Os Estados Unidos da América manifestaram consternação esta terça-feira com a morte de cerca de 100 palestinianos, incluindo mulheres e pelo menos 25 crianças, num ataque israelita em Beit Lahia, no norte de Gaza, e exigiram explicações a Israel.
O porta-voz do Departamento de Estado, Matthew Miller, disse que os EUA estão “profundamente preocupados com a perda de vidas civis” neste “ataque horrível com um resultado horrível”. “Contactámos o Governo de Israel para perguntar o que aconteceu”, acrescentou Miller.
A Defesa Civil da Faixa de Gaza anunciou esta terça-feira que 93 pessoas foram mortas durante a noite num ataque israelita a um edifício em Beit Lahia, no norte do território palestiniano. Menos de 24 horas após o bombardeamento, Israel voltou a atacar a cidade de Beit Lahia, visando uma zona residencial e provocando a morte de pelo menos uma dezena de pessoas.

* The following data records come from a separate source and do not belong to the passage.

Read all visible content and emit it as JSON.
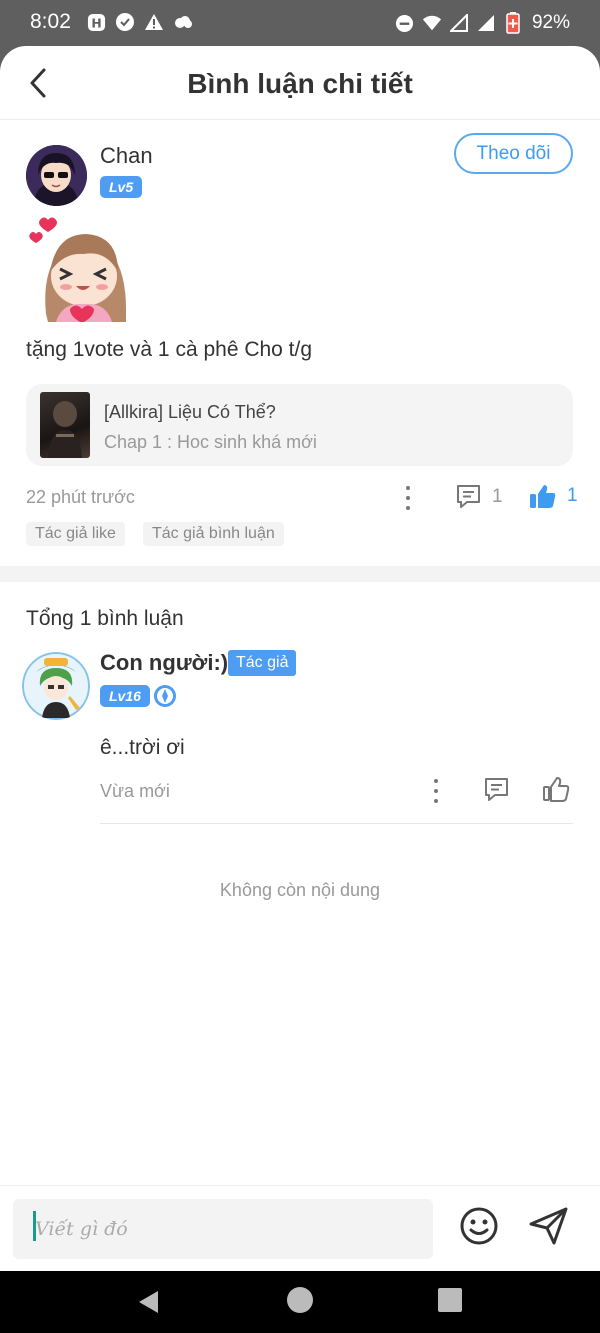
{
  "status_bar": {
    "time": "8:02",
    "battery": "92%",
    "left_icons": [
      "h-app-icon",
      "check-circle-icon",
      "warning-icon",
      "cloud-icon"
    ],
    "right_icons": [
      "do-not-disturb-icon",
      "wifi-icon",
      "signal-icon",
      "signal-icon",
      "battery-icon"
    ]
  },
  "header": {
    "title": "Bình luận chi tiết"
  },
  "main_comment": {
    "username": "Chan",
    "level": "Lv5",
    "follow_label": "Theo dõi",
    "text": "tặng 1vote và 1 cà phê Cho t/g",
    "story": {
      "title": "[Allkira] Liệu Có Thể?",
      "chapter": "Chap 1 : Hoc sinh khá mới"
    },
    "time": "22 phút trước",
    "reply_count": "1",
    "like_count": "1",
    "tags": [
      "Tác giả like",
      "Tác giả bình luận"
    ]
  },
  "replies": {
    "total_label": "Tổng 1 bình luận",
    "items": [
      {
        "username": "Con người:)",
        "author_badge": "Tác giả",
        "level": "Lv16",
        "text": "ê...trời ơi",
        "time": "Vừa mới"
      }
    ],
    "end_label": "Không còn nội dung"
  },
  "composer": {
    "placeholder": "Viết gì đó"
  },
  "colors": {
    "accent": "#3d9cf0",
    "badge": "#4e9df3",
    "status_bar": "#5f5f5f"
  }
}
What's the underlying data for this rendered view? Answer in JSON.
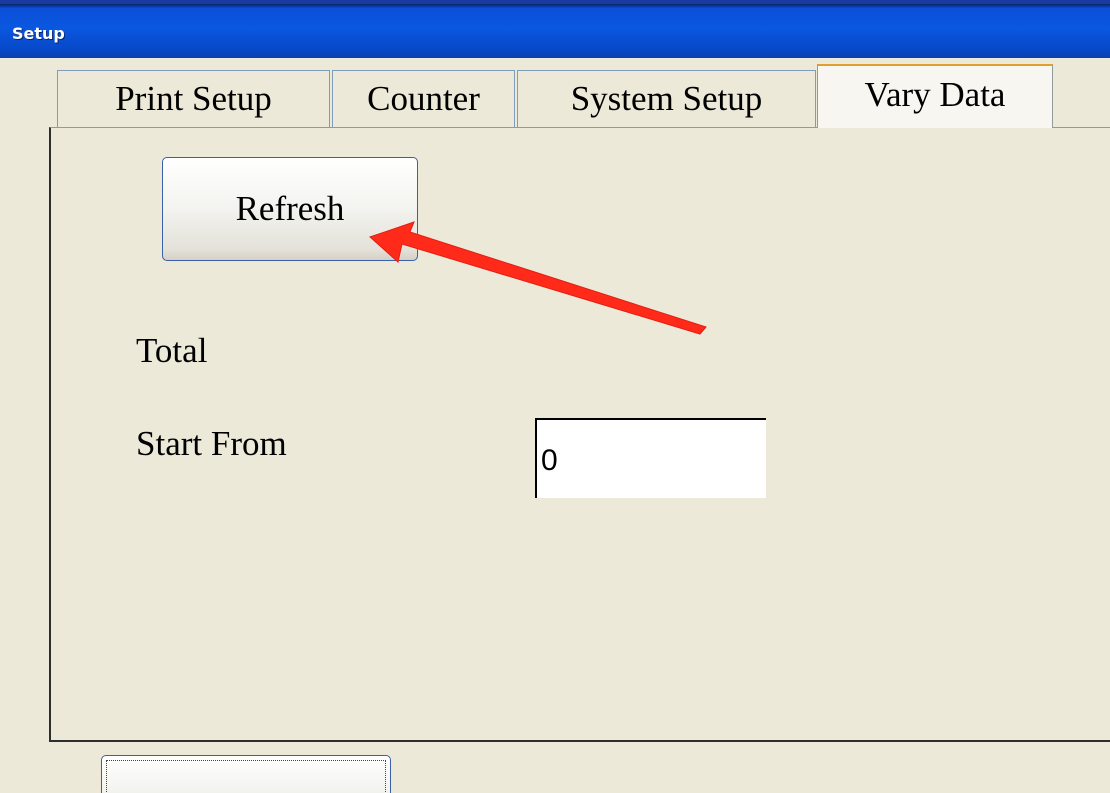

O porta-voz da diplomacia norte-americana não mencionou quaisquer consequências imediatas para Israel, que conta com o apoio militar e diplomático dos EUA. Miller reiterou o apelo de Washington a um fim negociado da guerra na Faixa de Gaza, desencadeada pelo ataque do grupo islamita palestiniano Hamas a Israel em 7 de outubro de 2023, que matou mais de 1.200 pessoas, na maioria civis, e fez mais de duas centenas de reféns. O “custo trágico para os civis” do último ataque “recorda-nos mais uma vez porque é que temos de acabar com esta guerra”, afirmou Matthew Miller.
O porta-voz da Defesa Civil do enclave palestiniano, Mahmud Basal, disse, por sua vez, através da plataforma Telegram que várias famílias estão a pedir ajuda, mas que os serviços de ambulância do grupo já não estão a funcionar no norte de Gaza, onde Israel mantém um forte cerco desde o início de outubro, que já fez mais de mil mortos.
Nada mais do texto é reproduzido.